Creative pursuits encourage genius and idiocy. The same ability that allows us to attend to our needs is also manifest in our talent to create chaos. And the whole of humanity pursuing individual paths, whether playful or serious, thoughtful or thoughtless, gives us as much reason to hope as to despair.

Over thousands of generations, creativity has been selected genetically: it is a part of our DNA. The ability to tell stories is not a frill, certainly not irrelevant. It is us. And the havoc that necessitates novel solutions is inevitable. Both science AND art are essential to our existence, allowing us to imagine, to question, to wonder …

Forty-five thousand years ago, our ancestors, with care and artistry, painted horses, hippopotami, and the great aurochs on the walls of Chauvet Cave in France. I imagine, today, “the Minotaur” in the CERN tunnel, that torus costing billions of dollars, straddling the border between France and Switzerland, waiting for the Higgs-Boson particle to announce itself, a messenger from beyond, the “Ox of First Principles.”

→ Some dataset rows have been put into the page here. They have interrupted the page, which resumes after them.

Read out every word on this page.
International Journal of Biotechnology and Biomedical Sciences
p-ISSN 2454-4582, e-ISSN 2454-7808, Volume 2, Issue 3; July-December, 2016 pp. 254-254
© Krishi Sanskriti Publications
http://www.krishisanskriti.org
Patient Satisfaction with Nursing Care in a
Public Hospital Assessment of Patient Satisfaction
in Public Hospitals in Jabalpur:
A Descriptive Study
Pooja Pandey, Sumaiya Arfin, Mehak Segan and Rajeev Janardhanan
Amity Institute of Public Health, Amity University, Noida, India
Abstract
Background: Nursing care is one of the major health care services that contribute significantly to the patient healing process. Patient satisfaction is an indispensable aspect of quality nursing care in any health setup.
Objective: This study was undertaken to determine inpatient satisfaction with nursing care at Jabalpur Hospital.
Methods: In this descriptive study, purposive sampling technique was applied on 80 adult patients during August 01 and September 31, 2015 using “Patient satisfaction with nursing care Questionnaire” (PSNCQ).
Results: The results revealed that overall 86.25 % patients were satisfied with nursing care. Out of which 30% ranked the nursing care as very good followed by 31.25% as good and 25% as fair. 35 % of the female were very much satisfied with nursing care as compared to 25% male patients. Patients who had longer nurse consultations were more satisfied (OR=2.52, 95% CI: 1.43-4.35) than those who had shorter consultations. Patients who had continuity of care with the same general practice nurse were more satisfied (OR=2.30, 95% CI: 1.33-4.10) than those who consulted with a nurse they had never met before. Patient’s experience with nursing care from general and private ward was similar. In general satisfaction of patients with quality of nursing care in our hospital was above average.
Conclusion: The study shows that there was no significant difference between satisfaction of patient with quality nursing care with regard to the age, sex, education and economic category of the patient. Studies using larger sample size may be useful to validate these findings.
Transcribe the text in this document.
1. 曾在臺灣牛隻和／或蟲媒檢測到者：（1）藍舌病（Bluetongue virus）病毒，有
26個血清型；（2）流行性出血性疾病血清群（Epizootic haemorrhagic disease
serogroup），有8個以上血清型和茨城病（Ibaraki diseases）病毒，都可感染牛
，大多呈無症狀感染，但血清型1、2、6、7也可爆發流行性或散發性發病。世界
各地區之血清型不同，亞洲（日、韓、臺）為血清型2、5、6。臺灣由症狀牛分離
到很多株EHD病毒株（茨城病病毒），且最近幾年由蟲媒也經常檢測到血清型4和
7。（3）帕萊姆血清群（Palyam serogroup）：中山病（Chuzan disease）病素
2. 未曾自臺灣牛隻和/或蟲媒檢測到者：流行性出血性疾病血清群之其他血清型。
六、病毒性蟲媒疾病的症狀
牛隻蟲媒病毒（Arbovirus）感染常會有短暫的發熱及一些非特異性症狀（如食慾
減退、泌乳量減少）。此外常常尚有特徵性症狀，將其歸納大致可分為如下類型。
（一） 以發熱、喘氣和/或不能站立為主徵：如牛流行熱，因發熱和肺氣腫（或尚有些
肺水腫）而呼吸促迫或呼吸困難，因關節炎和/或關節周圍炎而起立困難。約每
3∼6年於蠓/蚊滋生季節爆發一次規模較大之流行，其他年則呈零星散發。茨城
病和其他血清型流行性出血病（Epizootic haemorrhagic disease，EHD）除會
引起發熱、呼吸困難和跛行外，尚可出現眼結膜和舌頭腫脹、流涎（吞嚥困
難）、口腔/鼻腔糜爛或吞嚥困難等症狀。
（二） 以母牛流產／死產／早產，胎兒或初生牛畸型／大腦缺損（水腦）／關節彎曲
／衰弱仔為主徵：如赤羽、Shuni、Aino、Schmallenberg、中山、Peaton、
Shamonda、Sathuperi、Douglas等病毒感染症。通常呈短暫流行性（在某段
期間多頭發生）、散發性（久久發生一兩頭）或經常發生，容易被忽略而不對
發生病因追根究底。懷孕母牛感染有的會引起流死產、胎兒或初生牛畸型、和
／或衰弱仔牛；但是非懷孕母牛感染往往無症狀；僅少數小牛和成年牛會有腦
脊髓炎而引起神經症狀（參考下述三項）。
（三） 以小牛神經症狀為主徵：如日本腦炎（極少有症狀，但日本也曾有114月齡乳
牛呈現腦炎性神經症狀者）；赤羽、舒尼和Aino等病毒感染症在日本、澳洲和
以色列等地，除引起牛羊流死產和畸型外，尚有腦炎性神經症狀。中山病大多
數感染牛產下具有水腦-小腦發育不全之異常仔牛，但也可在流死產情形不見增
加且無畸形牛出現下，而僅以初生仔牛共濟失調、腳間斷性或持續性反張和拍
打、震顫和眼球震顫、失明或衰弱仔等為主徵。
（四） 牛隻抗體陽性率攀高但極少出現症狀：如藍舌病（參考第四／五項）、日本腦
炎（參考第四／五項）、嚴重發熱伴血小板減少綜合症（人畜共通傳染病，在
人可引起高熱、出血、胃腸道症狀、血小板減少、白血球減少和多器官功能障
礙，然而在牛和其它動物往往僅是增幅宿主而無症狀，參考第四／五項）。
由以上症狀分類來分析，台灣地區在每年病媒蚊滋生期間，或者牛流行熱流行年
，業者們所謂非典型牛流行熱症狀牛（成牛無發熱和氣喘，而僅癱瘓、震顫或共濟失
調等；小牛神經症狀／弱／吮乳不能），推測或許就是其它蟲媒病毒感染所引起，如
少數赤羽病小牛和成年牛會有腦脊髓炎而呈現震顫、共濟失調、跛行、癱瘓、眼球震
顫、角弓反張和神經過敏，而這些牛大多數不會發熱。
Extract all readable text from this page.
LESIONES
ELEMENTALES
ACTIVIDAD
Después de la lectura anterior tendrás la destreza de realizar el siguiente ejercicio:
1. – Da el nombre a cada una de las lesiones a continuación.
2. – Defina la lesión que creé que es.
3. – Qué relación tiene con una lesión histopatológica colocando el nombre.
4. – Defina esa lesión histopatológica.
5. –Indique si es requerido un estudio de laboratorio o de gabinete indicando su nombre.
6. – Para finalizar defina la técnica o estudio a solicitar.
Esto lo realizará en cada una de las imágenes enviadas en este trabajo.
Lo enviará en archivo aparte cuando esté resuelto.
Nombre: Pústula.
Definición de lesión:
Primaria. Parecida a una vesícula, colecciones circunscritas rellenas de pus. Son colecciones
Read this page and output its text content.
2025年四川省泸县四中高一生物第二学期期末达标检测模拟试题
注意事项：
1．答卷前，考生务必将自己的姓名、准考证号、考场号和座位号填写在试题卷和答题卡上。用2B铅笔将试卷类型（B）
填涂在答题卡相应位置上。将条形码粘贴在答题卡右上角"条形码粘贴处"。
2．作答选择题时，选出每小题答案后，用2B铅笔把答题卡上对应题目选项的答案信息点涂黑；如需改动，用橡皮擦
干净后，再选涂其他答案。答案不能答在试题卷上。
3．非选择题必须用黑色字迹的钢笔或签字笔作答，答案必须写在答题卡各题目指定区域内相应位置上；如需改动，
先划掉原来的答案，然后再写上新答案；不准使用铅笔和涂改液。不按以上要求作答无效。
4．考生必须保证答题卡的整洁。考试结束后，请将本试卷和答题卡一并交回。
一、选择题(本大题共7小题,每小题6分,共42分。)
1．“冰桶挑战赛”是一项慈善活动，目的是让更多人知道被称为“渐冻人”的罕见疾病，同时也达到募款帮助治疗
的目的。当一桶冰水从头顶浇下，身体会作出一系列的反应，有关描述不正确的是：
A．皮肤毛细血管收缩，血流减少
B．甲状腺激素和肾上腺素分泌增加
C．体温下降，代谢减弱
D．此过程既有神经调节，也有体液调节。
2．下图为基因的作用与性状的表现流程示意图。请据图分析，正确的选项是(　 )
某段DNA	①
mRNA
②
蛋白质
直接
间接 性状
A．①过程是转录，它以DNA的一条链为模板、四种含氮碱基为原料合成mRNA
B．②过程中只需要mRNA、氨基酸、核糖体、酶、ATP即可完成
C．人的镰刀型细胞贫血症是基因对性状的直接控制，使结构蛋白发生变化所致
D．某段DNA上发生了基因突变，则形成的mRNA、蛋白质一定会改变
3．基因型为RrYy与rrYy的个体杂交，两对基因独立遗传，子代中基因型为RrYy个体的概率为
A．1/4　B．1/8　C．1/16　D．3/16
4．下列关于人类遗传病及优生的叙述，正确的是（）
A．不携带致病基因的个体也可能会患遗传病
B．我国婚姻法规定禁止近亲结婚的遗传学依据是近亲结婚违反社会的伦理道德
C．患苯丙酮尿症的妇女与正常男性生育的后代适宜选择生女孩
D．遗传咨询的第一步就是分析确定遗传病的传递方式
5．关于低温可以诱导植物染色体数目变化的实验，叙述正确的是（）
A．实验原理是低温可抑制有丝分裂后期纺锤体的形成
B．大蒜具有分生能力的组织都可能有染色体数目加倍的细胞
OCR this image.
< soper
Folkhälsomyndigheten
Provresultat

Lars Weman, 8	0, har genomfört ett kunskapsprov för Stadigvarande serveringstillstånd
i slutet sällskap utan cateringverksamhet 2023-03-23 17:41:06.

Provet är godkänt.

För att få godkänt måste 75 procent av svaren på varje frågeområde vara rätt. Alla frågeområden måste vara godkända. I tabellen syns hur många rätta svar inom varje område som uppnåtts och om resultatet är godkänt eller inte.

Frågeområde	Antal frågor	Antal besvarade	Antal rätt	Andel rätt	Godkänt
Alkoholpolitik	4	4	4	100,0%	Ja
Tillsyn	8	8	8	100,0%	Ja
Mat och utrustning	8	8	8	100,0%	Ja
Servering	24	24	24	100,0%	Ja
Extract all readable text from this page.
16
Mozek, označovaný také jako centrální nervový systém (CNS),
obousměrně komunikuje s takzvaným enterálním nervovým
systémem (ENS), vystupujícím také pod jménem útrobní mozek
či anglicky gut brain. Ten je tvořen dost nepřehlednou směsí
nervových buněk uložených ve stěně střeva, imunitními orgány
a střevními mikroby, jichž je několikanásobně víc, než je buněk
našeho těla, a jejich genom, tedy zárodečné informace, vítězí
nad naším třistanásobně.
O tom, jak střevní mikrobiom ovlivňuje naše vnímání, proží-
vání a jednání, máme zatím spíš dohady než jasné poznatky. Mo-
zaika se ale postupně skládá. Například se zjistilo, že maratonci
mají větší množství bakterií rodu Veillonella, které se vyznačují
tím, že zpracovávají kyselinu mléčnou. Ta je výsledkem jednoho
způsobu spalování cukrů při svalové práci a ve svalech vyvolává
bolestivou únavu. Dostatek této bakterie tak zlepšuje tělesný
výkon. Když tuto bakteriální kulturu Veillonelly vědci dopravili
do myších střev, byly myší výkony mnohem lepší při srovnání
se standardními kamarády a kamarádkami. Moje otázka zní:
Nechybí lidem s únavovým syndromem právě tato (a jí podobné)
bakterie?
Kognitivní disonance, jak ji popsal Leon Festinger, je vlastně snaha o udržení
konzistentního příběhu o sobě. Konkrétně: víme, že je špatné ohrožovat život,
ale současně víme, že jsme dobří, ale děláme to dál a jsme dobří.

This exhibition is a tribute to words and to the silences between them.

 

— John Books

 

Oxen of the Sun refers to a passage in Homer’s The Odyssey where Ulysses and his crew, having survived many dangers together, are stranded on the island of Thrinakia, due to unfavourable winds and after a month are without food or water. They had been repeatedly warned that if they landed on this particular island, they were not to harm the sacred oxen that belonged to Helios, the Greek god of the Sun.